Tegen deze uitspraak kunnen partijen binnen zes weken na de verzenddatum hoger beroep instellen bij het gerechtshof Den Haag (team belastingrecht).
Dat kan digitaal via
www.rechtspraak.nl, daar klikt u op “Formulieren en inloggen”. Hoger beroep instellen kan ook door verzending van een brief aan het gerechtshof Den Haag (belastingkamer), Postbus 20302, 2500 EH Den Haag.
Bij het instellen van het hoger beroep dient het volgende in acht te worden genomen:
1 - bij het hogerberoepschrift wordt een afschrift van deze uitspraak overgelegd;
2 - het hogerberoepschrift is, indien het op papier wordt ingediend, ondertekend.

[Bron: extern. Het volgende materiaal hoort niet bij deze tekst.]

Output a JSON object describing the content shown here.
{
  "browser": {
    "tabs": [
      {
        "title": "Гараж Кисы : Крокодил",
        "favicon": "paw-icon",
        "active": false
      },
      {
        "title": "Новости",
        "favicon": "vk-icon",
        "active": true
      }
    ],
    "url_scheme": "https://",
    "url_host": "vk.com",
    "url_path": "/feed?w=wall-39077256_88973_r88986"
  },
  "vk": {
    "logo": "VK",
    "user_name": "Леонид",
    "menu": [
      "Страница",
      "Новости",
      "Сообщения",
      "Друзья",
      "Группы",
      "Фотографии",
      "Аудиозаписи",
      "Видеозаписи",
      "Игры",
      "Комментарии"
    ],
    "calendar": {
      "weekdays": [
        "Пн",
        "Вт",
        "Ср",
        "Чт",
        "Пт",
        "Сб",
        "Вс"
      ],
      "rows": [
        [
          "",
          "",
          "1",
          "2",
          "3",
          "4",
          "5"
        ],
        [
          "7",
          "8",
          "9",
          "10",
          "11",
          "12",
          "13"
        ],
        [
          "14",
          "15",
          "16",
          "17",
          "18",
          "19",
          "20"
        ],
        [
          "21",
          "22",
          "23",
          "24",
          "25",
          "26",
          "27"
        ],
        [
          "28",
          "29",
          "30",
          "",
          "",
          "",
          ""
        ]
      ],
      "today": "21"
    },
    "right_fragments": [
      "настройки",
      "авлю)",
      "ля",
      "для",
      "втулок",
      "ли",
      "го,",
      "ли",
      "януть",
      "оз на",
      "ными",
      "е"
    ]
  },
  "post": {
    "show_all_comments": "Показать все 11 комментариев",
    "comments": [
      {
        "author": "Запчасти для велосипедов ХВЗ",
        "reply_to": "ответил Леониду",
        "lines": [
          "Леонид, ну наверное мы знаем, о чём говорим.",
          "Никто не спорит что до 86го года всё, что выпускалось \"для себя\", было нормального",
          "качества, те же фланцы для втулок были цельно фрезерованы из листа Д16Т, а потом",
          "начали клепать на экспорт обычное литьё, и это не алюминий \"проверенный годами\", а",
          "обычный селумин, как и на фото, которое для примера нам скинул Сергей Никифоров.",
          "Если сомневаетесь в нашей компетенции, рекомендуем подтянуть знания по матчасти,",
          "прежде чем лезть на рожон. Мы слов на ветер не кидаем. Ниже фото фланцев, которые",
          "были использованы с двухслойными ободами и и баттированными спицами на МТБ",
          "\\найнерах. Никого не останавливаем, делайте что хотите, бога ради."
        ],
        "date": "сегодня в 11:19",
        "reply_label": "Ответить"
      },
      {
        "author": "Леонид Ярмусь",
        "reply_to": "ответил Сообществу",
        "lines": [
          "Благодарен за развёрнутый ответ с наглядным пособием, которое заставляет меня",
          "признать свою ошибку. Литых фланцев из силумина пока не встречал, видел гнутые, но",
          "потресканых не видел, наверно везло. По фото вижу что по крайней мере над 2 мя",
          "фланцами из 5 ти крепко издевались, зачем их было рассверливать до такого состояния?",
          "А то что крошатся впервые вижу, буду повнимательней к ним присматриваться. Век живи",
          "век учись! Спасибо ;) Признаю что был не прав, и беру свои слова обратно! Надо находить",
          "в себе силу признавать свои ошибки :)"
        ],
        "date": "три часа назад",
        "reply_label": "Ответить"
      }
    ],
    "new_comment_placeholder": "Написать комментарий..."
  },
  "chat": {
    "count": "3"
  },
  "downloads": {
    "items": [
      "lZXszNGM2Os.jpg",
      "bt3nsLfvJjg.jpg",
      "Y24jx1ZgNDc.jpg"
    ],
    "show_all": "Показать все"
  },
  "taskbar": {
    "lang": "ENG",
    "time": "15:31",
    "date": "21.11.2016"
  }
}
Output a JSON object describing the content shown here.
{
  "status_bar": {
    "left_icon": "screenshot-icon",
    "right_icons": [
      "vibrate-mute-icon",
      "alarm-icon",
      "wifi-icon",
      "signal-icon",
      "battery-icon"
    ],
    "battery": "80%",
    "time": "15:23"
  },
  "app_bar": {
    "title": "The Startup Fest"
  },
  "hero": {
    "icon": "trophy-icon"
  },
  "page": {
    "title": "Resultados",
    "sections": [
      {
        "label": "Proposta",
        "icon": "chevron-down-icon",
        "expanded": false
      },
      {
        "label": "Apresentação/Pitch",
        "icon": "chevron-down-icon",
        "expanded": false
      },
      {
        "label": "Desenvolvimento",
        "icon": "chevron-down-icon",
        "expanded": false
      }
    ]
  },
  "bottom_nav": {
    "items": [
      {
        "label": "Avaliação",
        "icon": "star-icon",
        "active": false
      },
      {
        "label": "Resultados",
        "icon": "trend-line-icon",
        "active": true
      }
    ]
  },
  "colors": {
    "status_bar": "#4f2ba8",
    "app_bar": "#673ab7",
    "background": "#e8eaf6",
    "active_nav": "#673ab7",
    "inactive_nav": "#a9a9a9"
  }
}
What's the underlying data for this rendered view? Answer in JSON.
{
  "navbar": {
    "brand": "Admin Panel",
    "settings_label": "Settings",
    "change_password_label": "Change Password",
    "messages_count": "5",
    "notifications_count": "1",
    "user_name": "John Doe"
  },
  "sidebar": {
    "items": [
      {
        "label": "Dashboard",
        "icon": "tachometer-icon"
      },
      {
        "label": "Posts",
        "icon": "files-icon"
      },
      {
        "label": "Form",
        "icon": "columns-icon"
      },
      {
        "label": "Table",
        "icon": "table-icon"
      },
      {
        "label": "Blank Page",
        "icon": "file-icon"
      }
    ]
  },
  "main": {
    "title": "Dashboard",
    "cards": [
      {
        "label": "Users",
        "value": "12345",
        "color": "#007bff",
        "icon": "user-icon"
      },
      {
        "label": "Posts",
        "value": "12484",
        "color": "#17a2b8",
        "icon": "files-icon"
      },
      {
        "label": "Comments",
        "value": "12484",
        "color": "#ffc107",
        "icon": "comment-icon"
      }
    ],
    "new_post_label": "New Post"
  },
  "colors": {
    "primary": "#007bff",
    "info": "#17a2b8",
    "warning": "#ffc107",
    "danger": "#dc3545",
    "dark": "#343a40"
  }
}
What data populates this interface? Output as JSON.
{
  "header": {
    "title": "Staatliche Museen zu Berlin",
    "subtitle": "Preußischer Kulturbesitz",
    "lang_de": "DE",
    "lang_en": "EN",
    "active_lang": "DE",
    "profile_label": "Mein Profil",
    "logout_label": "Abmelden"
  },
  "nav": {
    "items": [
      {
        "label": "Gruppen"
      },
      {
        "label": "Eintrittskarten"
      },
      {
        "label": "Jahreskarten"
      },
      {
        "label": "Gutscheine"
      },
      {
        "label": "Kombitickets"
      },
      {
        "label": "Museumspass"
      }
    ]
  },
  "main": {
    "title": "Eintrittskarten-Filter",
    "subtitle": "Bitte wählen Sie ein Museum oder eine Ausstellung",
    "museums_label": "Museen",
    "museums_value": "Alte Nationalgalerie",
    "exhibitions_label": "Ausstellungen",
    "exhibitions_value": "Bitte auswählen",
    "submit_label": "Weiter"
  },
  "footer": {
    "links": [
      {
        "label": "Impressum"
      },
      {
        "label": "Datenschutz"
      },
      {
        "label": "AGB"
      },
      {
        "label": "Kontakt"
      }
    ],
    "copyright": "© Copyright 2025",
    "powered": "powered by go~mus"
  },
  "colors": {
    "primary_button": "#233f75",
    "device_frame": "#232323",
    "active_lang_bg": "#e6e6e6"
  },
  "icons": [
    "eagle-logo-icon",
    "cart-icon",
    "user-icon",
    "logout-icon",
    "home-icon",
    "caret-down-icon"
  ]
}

Verder vermeldt u ten minste het volgende:
a. de naam en het adres van de indiener;
b. de datum van verzending;
c. een omschrijving van de uitspraak waartegen het hoger beroep is ingesteld;
d. de redenen waarom u het niet eens bent met de uitspraak (de gronden van het hoger beroep).

Voetnoten

1.Gerechtshof Den Haag 19 mei 2022, ECLI:NL:GHDHA:2022:886.